Emma looked up and realized she was sitting on the closet floor. Correction, she was sitting in Nathan’s lap on the closet floor. He was stroking her hair, bringing her back. She stared up at him with unguarded emotion: fear, gratitude... love. He searched her face. Emma saw his relief. She felt calm. Safe.

“Where’d you go?”

Panic seized her. What the fuck had just happened? She had never had a flashback of her captivity. Never. She’d never seen a face that reminded her of anyone, a room that brought on anxiety, a smell, nothing. Being with Nathan had triggered something, and she needed to get the hell away. She pulled herself up and stood next to him. He looked up at her calmly, knees bent, palms flat on the floor behind him.

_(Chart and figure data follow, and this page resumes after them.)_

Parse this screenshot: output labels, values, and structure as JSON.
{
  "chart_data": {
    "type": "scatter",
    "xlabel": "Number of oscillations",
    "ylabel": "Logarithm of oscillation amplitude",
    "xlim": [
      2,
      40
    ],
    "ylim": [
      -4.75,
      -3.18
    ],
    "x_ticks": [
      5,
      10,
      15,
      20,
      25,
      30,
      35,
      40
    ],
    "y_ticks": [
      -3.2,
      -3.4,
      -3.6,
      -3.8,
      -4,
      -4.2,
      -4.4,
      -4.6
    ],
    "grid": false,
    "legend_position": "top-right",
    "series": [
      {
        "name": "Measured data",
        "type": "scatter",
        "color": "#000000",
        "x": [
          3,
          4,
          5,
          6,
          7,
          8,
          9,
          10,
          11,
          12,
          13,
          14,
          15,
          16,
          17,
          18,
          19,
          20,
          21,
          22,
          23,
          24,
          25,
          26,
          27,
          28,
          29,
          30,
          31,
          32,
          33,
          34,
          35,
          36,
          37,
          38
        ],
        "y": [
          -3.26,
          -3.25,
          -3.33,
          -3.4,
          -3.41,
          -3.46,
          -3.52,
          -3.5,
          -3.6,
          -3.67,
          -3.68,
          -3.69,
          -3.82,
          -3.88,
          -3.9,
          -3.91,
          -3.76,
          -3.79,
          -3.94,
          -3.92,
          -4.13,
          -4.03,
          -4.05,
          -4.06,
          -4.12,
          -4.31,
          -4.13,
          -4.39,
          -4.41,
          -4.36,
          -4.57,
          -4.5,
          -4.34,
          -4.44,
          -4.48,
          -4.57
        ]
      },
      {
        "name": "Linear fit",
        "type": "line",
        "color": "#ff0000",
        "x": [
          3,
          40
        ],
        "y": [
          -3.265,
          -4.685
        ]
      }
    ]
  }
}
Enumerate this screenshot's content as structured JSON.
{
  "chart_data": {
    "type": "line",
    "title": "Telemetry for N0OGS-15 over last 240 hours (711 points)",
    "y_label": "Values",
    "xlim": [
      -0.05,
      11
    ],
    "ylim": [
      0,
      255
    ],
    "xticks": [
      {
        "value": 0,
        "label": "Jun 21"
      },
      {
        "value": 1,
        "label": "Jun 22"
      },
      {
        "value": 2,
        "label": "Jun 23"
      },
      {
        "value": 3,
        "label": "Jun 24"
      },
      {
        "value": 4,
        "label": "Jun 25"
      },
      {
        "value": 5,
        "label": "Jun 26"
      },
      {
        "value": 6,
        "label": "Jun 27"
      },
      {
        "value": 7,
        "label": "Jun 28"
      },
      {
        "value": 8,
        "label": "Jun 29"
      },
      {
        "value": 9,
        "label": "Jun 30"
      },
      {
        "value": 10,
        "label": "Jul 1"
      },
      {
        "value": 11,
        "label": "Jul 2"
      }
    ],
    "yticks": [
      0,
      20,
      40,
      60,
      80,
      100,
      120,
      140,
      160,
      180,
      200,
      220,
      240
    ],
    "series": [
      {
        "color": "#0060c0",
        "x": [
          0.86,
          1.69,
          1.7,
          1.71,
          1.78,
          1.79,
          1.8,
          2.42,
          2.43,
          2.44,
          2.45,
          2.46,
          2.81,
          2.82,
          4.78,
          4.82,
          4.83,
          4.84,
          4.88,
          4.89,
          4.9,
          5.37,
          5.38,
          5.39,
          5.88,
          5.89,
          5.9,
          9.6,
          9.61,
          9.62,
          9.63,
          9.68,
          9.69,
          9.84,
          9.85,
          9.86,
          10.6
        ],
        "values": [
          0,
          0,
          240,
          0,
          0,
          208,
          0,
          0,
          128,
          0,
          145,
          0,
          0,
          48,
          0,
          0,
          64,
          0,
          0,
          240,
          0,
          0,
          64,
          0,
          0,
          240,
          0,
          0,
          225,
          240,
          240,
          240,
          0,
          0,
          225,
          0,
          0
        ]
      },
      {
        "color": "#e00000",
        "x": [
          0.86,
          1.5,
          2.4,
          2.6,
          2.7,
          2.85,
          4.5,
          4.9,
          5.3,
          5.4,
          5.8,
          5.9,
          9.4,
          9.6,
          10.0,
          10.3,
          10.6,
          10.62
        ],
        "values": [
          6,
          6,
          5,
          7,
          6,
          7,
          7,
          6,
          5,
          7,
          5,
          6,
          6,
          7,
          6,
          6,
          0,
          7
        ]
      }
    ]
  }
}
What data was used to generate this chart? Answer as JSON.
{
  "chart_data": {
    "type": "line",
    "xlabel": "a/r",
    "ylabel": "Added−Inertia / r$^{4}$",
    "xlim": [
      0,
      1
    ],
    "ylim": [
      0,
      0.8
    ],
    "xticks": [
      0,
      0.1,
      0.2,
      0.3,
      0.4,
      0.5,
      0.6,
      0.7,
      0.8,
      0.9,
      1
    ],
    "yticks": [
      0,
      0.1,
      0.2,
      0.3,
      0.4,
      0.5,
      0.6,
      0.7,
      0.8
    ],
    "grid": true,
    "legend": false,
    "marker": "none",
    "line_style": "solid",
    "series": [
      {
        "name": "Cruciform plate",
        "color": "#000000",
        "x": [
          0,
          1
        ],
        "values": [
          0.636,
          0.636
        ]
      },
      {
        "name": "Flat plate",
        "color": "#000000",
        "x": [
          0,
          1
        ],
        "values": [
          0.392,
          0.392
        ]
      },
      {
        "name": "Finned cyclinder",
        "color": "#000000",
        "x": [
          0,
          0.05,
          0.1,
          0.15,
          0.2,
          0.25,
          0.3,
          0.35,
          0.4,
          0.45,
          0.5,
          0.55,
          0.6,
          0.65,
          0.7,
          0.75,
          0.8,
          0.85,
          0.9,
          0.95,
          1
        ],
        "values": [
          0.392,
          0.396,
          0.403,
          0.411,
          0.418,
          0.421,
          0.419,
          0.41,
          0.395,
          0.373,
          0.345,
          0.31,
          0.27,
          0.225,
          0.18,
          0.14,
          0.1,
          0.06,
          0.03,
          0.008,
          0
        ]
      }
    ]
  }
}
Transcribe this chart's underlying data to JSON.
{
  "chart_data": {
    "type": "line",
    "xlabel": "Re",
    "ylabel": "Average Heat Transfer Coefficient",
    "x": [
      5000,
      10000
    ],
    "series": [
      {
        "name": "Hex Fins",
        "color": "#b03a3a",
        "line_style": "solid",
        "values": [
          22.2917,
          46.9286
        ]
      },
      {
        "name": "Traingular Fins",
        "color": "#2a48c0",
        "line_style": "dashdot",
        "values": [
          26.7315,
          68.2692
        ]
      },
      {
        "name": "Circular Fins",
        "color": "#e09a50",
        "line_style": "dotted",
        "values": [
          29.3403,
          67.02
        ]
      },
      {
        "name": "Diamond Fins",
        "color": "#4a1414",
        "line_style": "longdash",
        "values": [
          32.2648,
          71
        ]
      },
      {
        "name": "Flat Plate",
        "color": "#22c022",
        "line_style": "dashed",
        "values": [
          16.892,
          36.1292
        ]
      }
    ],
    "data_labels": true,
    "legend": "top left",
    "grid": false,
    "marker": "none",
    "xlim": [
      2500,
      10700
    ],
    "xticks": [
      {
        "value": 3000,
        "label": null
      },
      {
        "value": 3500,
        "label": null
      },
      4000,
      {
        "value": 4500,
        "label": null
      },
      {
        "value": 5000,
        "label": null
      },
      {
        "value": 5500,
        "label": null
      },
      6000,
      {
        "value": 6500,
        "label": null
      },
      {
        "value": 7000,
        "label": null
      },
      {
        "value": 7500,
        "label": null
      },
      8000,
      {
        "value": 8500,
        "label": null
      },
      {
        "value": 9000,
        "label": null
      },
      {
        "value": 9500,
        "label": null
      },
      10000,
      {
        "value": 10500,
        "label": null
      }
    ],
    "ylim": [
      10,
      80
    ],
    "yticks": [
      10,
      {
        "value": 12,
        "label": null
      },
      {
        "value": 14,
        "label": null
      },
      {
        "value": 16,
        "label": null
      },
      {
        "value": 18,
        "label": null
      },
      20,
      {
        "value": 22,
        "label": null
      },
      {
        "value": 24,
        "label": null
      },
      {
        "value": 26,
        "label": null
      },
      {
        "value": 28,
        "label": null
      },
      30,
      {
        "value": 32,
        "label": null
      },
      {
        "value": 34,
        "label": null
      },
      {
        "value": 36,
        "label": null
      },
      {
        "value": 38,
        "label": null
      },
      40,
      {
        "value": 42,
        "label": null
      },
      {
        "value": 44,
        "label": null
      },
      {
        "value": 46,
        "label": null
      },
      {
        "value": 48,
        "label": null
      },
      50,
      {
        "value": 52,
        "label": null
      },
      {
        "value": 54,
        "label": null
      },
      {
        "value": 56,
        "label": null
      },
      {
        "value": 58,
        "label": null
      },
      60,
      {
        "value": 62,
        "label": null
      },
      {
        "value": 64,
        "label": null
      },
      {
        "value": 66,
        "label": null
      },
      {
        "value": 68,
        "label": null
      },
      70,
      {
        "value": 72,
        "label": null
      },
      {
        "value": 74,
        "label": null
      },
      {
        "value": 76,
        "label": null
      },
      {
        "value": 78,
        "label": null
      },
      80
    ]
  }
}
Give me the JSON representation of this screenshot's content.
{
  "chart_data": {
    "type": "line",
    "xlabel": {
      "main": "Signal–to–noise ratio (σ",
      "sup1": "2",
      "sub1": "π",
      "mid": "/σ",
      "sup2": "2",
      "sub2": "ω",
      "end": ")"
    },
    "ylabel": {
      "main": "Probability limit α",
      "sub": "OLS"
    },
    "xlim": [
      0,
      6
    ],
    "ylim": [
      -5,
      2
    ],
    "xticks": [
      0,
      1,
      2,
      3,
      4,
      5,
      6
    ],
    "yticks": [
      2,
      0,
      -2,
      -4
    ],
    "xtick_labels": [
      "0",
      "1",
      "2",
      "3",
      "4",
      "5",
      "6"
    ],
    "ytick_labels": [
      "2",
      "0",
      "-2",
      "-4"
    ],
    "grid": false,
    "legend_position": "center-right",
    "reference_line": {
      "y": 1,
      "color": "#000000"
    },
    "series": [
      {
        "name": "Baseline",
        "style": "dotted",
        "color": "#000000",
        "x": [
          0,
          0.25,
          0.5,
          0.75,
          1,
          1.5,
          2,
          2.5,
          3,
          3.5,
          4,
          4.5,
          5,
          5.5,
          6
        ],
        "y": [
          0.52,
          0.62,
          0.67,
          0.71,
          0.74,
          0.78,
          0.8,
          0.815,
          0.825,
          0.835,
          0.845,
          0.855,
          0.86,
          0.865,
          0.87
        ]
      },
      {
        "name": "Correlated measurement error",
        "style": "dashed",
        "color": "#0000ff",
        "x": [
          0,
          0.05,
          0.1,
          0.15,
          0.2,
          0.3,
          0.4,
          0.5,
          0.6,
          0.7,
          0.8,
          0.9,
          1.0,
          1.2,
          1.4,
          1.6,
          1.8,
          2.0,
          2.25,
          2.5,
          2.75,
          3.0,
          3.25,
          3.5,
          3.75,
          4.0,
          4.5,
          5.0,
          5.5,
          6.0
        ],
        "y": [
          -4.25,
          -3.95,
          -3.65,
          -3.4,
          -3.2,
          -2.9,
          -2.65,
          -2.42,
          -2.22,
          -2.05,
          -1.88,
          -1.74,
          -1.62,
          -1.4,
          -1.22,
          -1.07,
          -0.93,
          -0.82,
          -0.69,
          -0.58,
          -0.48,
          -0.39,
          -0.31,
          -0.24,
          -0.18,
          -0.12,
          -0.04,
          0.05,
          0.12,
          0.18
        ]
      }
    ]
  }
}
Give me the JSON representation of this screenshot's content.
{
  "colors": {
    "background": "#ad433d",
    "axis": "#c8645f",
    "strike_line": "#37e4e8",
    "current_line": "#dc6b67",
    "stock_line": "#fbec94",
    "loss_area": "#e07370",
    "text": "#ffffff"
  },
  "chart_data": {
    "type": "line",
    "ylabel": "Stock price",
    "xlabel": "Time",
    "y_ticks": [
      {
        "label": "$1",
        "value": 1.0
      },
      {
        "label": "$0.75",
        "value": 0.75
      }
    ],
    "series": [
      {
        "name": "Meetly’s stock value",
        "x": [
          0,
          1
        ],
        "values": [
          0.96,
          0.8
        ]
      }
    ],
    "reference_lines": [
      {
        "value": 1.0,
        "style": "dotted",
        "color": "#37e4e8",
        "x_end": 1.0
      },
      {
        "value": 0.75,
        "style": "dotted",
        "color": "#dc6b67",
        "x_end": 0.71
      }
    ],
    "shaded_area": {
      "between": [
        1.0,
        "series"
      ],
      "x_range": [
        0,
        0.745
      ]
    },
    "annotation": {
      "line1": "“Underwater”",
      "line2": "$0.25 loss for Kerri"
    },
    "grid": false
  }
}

“I... sorry. I haven’t eaten today. I think I just got dizzy.”

“I know what that was, Emma. I’ve seen it.”

She didn’t want to engage in a debate or try to convince him it was a harmless dizzy spell. She just needed to go. She turned her back on him and spoke to the empty guest room.

“Can we pick this up next week? I’m sorry, I lost track of the time. I’m late for something.”

“Emma.”

She grabbed her bag and notes and moved calmly to his front door. She could hear him stalking behind her but keeping a safe distance. She turned and confirmed their next appointment.

“Wednesday, noon?”

He seemed to know she wasn’t there, and inexplicably, he knew what she needed. He pulled the door open, stepping back a safe distance.

“I need to have Andrew drive you home. Okay?”

This was for him. He was calm, quiet, but he needed the reassurance that she was safe.

“All right.”

“There’s that word again,” he muttered.

Despite her acquiescence, he seemed dismayed. He sent a text and walked beside her the ten or so steps to the elevator in his front hall.